Gastone Novelli: un genio eclettico torna alla ribalta a Venezia

Rosita Ponti

Novembre 29, 2025

La Galleria Internazionale d’Arte Moderna di Ca’ Pesaro, situata a Venezia, accoglie una significativa retrospettiva dedicata a Gastone Novelli, in occasione del centenario della sua nascita, fino al 1° marzo 2026. Questo spazio espositivo è noto per le sue collezioni di arte moderna e contemporanea, includendo opere di artisti di spicco come Gustav Klimt, Auguste Rodin, Wassily Kandinsky, Giorgio Morandi e Felice Casorati. La mostra su Novelli si inserisce in un contesto che esplora l’evoluzione dell’arte europea e italiana, dal Simbolismo fino al Novecento.

Curatela e opere in mostra

La retrospettiva, curata da Elisabetta Barisoni e Paola Bonani in collaborazione con l’Archivio Gastone Novelli di Roma, presenta un’ampia selezione di circa sessanta opere realizzate tra il 1957 e il 1968. Tra queste, spiccano due dipinti che sono stati donati alle collezioni civiche: “Era glaciale” (1958) e “Allunga il passo amico mio” (1967). Queste opere offrono uno spaccato della produzione artistica di Novelli, mettendo in luce la sua capacità di fondere scrittura e immagine, un aspetto centrale della sua ricerca creativa.

Un artista tra scrittura e immagine

L’ambiente artistico che ha influenzato Novelli include figure come Cagli, Burri, Perilli e Prampolini, con cui interagisce in un dialogo diretto con le correnti artistiche internazionali più audaci.

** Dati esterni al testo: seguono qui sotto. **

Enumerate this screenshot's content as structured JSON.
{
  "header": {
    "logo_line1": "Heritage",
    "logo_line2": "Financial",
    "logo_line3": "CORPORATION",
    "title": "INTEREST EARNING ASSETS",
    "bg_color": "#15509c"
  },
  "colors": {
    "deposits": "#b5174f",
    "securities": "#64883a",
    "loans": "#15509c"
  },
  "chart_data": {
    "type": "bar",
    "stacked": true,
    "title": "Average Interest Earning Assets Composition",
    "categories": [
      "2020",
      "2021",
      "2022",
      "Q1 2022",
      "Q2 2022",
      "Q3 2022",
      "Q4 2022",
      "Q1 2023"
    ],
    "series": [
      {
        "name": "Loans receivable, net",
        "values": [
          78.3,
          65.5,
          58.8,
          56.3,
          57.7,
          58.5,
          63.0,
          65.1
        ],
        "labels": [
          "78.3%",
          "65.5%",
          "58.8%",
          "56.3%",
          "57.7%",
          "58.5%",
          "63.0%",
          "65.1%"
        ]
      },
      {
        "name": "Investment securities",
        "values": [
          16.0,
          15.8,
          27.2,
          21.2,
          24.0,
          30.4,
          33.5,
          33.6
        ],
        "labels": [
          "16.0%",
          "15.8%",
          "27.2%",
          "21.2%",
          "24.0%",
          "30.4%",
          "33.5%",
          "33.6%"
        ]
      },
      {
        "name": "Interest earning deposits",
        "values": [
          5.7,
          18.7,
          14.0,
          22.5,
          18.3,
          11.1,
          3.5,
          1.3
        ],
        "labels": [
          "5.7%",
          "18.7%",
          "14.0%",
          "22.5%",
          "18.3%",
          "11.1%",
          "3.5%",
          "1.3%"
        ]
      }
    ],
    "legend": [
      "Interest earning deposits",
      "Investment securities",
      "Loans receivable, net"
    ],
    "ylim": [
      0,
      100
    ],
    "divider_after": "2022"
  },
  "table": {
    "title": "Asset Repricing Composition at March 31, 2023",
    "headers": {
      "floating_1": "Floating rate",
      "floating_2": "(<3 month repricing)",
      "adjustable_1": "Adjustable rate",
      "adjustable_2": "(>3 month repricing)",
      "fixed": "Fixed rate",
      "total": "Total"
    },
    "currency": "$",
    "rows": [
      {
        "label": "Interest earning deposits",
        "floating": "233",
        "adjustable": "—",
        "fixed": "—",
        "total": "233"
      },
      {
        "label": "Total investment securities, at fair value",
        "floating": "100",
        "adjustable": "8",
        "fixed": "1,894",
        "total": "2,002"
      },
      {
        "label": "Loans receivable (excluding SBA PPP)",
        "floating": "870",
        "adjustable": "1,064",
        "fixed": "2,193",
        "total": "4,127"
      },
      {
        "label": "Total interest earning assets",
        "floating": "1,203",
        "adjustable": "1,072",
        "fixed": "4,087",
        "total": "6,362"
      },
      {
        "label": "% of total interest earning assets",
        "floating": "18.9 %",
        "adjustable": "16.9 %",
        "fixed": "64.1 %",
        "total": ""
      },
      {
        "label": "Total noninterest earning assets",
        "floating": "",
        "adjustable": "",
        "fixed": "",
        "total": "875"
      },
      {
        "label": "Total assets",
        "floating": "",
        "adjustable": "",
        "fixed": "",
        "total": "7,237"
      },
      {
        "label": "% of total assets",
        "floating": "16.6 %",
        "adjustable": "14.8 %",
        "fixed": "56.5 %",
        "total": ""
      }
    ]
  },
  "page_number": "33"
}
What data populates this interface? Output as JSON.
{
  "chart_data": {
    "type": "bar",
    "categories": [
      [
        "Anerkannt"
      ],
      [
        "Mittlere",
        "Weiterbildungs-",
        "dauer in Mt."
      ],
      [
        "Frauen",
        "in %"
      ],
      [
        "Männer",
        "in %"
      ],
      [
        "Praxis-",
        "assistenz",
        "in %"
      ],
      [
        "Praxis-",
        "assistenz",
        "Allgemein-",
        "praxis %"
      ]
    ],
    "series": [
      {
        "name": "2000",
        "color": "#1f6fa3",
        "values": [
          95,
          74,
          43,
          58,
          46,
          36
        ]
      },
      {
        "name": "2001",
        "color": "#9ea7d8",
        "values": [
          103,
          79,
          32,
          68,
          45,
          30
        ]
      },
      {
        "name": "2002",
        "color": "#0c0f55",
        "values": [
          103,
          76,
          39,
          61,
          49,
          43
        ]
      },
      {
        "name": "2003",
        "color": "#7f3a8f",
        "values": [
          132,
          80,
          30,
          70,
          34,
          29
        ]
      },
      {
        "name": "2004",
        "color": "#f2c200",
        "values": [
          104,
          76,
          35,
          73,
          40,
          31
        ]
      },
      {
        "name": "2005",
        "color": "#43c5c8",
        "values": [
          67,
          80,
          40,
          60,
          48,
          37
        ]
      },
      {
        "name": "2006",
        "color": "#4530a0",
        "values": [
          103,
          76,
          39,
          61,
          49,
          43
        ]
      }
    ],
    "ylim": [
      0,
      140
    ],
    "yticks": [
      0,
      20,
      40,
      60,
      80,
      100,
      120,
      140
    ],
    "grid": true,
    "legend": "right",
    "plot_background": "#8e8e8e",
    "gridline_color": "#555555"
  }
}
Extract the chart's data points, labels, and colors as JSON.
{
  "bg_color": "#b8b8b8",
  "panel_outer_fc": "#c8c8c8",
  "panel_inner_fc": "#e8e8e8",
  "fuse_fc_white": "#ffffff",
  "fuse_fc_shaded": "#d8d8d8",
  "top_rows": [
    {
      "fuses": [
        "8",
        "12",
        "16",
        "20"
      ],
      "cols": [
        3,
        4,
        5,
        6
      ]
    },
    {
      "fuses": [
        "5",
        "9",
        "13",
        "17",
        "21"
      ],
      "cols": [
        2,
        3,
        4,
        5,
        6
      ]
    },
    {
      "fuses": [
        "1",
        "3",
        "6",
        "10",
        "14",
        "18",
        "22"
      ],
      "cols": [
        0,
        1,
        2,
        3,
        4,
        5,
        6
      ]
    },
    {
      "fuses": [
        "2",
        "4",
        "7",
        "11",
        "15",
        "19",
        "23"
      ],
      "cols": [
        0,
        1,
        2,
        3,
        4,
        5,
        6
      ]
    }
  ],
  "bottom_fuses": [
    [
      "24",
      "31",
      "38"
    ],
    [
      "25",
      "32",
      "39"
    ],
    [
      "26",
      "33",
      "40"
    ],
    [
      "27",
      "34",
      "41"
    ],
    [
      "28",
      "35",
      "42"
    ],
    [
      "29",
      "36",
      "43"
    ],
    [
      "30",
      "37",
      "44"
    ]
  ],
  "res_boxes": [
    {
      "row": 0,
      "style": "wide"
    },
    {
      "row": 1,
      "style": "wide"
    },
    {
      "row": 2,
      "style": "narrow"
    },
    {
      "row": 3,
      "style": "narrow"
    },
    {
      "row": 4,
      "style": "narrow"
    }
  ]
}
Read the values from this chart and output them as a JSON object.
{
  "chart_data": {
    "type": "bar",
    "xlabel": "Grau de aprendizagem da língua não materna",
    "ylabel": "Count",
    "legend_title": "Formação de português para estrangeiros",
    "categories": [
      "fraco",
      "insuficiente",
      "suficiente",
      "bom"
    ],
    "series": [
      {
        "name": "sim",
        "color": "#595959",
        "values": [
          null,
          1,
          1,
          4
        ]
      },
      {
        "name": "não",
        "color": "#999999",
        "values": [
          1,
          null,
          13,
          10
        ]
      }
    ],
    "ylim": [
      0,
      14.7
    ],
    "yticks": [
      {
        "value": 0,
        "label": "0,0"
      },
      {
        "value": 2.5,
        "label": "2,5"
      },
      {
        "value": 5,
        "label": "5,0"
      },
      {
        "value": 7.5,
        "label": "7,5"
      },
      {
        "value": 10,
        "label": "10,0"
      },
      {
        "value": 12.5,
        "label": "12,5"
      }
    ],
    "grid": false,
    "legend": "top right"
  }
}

La sua ricerca si concentra sul legame tra segno e scrittura, dove il segno stesso diventa un’entità versatile. Esso può manifestarsi in forma visiva, verbale o come un ibrido che unisce le due dimensioni. Le superfici delle sue opere, pur mantenendo una certa materia, sono dominate dalla scrittura nelle sue varie espressioni. Novelli si presenta non solo come pittore ma anche come un poeta che comunica attraverso i suoi dipinti, alternando rigore e un profondo senso dell’umorismo.

Il percorso espositivo e l’eredità di Novelli

Il percorso della mostra segue un criterio cronologico, evidenziando l’evoluzione dell’artista dall’influenza del concretismo brasiliano fino alle suggestioni gestuali legate alla rivista “L’Esperienza Moderna”, fondata insieme ad Achille Perilli. Negli anni sessanta, la poetica di Novelli si sviluppa ulteriormente, rivelando l’ambiguità del linguaggio attraverso immagini e parole. Alla fine del decennio, il suo lavoro si arricchisce di un impegno etico-politico, con opere inedite e riscoperti materiali documentari che illustrano le sue relazioni con artisti e intellettuali, rendendo palpabile il contesto culturale in cui operava.

Considerato un innovatore della pittura italiana del periodo post-bellico, Novelli si confronta con movimenti come l’informale, il neo-dadaismo e la poesia visionaria del Novecento, offrendo una visione contemporanea attraverso un linguaggio artistico senza confini. La mostra alla Galleria Ca’ Pesaro rappresenta quindi un’importante occasione per riscoprire un maestro originale dell’arte italiana, contribuendo a mantenere viva la sua eredità.